We don't spend more than we bring in, balancing our budget every biennium, and keeping billions in reserve in our Rainy Day Fund.
We have no, and will have no state income tax, and we're pressing to make 40,000 small businesses permanently exempt from our state's margin tax.
That's particularly important for our state's future.
Small business owners represent the true vibrancy of the Texas economy, with the jobs they create, and their contributions to the positive economic climate that helps us attract employers of all sizes to the Lone Star State.
Small business owners are making a real difference in countless lives, for countless families, from the Panhandle to the Gulf coast.
As we speak here today, someone, somewhere in Texas is coming up with the next big idea, a better way of doing something, or doing something that's never been done before.
Preserving the ability of innovative employers to succeed and grow here in Texas is at the heart of our approach.
And it's an approach we need to continue.
That's why in the run-up to the next legislative session, I've introduced the Texas Budget Compact.
The Compact is a collection of five basic steps our legislature should take to ensure we continue adhering to the bedrock principles that have gotten us where we are today.
They are, practice truth-in-budgeting, support a stricter constitutional limit on spending, oppose any new taxes or tax increases, and make the small business tax exemption permanent, preserve our strong Rainy Day Fund, and cut wasteful and redundant government programs and agencies.
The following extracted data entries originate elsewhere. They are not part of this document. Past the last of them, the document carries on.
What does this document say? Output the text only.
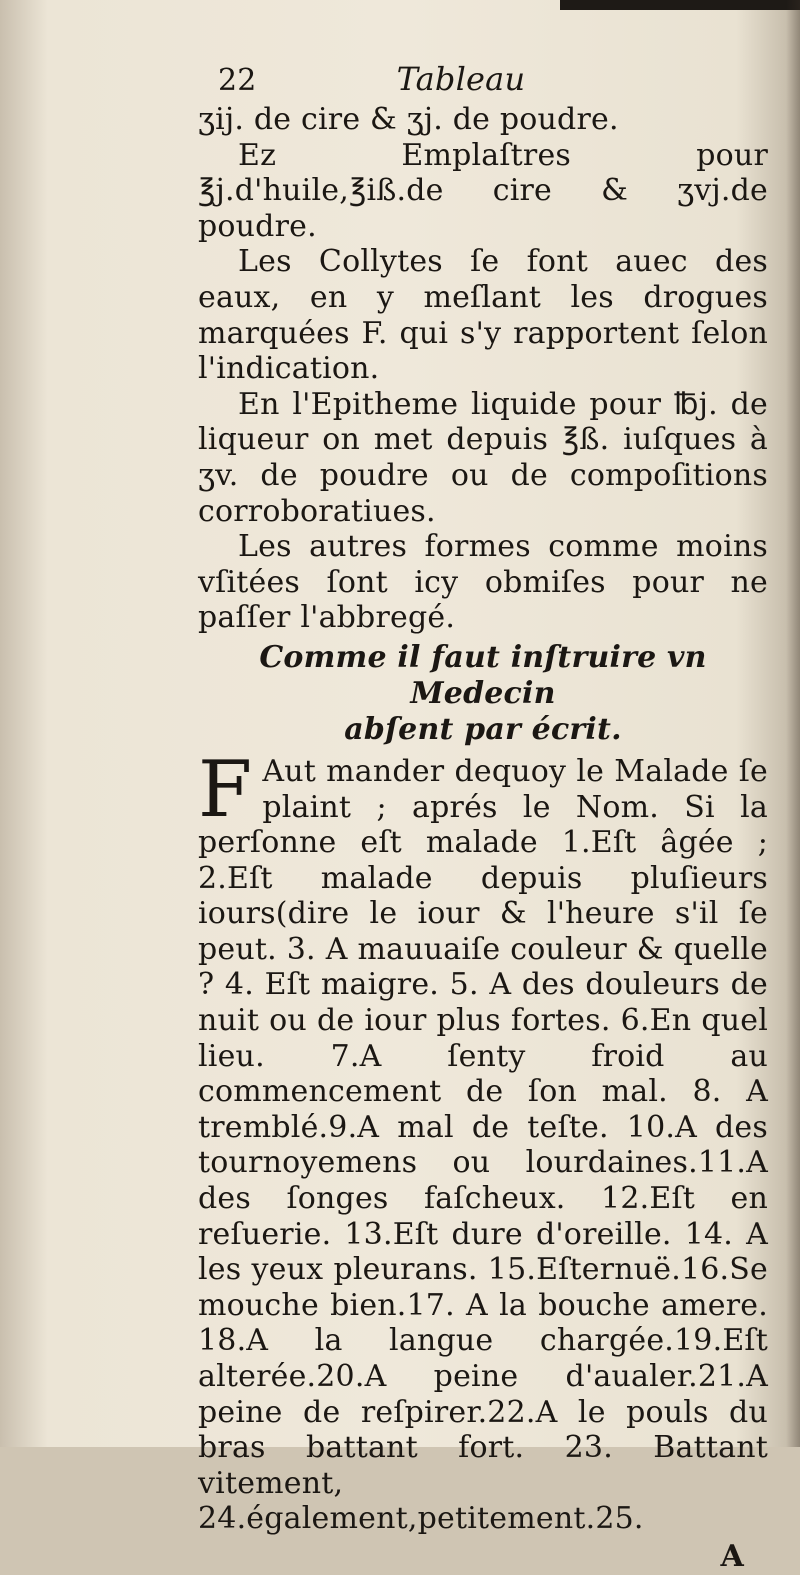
22	Tableau

ʒij. de cire & ʒj. de poudre.

Ez Emplaſtres pour ℥j.d'huile,℥iß.de cire & ʒvj.de poudre.

Les Collytes ſe font auec des eaux, en y meſlant les drogues marquées F. qui s'y rapportent ſelon l'indication.

En l'Epitheme liquide pour ℔j. de liqueur on met depuis ℥ß. iuſques à ʒv. de poudre ou de compoſitions corroboratiues.

Les autres formes comme moins vſitées ſont icy obmiſes pour ne paſſer l'abbregé.

Comme il faut inſtruire vn Medecin
abſent par écrit.

F Aut mander dequoy le Malade ſe plaint ; aprés le Nom. Si la perſonne eſt malade 1.Eſt âgée ; 2.Eſt malade depuis pluſieurs iours(dire le iour & l'heure s'il ſe peut. 3. A mauuaiſe couleur & quelle ? 4. Eſt maigre. 5. A des douleurs de nuit ou de iour plus fortes. 6.En quel lieu. 7.A ſenty froid au commencement de ſon mal. 8. A tremblé.9.A mal de teſte. 10.A des tournoyemens ou lourdaines.11.A des ſonges faſcheux. 12.Eſt en reſuerie. 13.Eſt dure d'oreille. 14. A les yeux pleurans. 15.Eſternuë.16.Se mouche bien.17. A la bouche amere. 18.A la langue chargée.19.Eſt alterée.20.A peine d'aualer.21.A peine de reſpirer.22.A le pouls du bras battant fort. 23. Battant vitement, 24.également,petitement.25.

A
At the heart of the Compact is the idea that money does a lot more good in the pockets of individuals than it does in government coffers.
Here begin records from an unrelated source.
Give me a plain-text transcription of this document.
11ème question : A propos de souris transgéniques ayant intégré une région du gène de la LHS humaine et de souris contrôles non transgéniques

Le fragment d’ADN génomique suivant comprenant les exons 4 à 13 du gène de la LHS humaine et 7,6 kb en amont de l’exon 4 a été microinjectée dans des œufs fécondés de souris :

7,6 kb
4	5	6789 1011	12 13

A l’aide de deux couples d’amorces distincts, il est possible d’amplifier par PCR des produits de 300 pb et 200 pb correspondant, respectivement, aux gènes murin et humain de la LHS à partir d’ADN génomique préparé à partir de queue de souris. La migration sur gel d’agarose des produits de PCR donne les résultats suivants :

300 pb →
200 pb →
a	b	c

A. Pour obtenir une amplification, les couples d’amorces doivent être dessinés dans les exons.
You can find evidence of that not too far from this very spot.
The Houston Theater District is home to eight performing arts organizations, and more than 12,000 seats.
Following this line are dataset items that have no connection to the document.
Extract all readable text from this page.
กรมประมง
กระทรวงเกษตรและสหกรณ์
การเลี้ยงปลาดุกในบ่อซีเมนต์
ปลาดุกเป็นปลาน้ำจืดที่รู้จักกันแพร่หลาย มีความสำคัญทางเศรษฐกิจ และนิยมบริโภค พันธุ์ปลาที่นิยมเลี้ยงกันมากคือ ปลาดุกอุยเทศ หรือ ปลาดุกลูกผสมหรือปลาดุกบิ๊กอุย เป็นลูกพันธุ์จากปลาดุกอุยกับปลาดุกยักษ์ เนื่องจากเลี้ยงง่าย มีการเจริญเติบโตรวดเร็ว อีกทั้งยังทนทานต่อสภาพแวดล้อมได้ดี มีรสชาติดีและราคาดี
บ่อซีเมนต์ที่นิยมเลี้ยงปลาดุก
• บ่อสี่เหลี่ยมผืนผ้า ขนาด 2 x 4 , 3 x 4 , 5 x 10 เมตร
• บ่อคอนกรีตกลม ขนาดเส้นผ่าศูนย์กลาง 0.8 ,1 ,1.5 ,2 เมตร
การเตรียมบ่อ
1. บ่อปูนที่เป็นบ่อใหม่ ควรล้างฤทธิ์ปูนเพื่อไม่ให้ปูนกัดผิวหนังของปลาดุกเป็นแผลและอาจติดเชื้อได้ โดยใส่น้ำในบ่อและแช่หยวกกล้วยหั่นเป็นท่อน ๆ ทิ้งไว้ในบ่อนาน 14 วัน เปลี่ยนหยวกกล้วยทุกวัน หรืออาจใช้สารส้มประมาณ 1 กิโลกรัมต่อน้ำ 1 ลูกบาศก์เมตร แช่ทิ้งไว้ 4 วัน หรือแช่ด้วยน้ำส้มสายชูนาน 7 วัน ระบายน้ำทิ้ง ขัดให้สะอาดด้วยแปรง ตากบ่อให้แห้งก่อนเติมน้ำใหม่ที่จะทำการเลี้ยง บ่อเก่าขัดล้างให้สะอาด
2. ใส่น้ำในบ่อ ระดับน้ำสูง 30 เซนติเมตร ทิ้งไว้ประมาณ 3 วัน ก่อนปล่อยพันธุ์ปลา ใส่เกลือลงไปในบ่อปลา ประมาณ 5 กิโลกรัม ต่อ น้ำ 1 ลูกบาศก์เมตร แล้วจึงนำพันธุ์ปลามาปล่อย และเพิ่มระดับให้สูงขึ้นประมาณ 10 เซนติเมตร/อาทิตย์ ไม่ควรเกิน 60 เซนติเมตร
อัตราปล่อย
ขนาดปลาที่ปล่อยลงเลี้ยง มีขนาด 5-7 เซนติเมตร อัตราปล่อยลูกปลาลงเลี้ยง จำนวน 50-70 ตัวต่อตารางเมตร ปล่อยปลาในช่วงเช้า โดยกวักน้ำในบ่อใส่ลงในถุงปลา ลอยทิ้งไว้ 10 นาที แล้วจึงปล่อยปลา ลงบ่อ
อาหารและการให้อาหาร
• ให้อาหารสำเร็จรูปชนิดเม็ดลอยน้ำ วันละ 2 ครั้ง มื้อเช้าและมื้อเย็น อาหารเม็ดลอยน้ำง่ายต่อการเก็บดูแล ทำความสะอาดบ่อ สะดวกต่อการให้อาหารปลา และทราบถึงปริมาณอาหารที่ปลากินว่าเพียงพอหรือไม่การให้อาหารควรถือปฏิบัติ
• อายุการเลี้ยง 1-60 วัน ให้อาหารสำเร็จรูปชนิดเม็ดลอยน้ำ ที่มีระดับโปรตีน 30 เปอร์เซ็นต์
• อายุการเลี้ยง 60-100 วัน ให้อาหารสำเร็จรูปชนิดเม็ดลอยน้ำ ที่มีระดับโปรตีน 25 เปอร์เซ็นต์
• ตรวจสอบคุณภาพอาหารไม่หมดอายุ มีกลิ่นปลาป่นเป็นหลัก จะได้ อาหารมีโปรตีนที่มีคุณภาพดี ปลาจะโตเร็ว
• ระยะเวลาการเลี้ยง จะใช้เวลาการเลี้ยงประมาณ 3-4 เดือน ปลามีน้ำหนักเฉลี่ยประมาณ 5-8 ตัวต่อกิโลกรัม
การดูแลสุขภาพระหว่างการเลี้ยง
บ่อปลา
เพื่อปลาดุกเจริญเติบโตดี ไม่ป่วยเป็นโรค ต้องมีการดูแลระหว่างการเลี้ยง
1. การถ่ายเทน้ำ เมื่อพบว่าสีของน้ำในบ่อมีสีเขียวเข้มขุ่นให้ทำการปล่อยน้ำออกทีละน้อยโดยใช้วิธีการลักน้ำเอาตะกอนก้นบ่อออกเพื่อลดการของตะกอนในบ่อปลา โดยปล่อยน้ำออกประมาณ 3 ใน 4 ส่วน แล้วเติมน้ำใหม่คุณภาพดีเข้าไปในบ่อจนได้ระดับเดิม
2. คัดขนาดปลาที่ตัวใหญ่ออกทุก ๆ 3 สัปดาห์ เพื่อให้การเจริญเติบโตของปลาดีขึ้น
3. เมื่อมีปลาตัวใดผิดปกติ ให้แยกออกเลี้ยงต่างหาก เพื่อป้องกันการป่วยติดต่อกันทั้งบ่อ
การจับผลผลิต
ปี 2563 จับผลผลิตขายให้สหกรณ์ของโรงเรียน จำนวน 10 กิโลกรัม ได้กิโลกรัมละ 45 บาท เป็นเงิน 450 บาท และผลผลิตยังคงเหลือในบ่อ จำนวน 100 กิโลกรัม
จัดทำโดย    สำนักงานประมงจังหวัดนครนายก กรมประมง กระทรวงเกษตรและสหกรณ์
Only New York City has a higher concentration of seats in one area.
It's one of only a few cities with resident companies in the four disciplines of the performing arts, ballet, opera, symphony and theater.
And that's been accomplished because people have been able to keep more of their money, and invest it in the cultural scene, here in Houston and in other cities throughout Texas.
That's not a government program, or handout, it's people accomplishing things on their own.
The compact has been designed to keep government honest, as small as possible, and as efficient as it can be in providing essential services like educating our children and caring for our most vulnerable citizens.
By sticking to that formula, we can enable employers and employees alike to keep more of their hard-earned dollars, which translates to a stronger economy, more, and better, jobs, and a greater chance at success for all Texans.
We're approaching a very pivotal legislative session.
We've had a very successful economy over the past two years, with sales taxes up significantly.
There are those who see this as an opportunity to crack open the budget and start spending freely.
That's precisely the wrong approach to take.
We need to use this as an opportunity to make our budget stronger, more secure for future generations.
Of course, that's not all the challenges we'll be facing next year.
As just one example, my office, the legislature, and our state agencies are working with local communities to develop strategies to ensure we have the water to fuel our state's economic development for generations to come.
We'll also continue to stand firm in our commitment to preserve and protect private property rights in the state of Texas.
After all, property ownership is, was, and has always been, part of every American's pursuit of happiness, just like it's always been part of the American Dream.
I salute the work you all are doing at the HRBC, and I look forward in your continued voice in Austin, as we continue to make Texas the best place in the country to live, work and raise a family.
May God bless you and, through you, may He continue to bless the great state of Texas.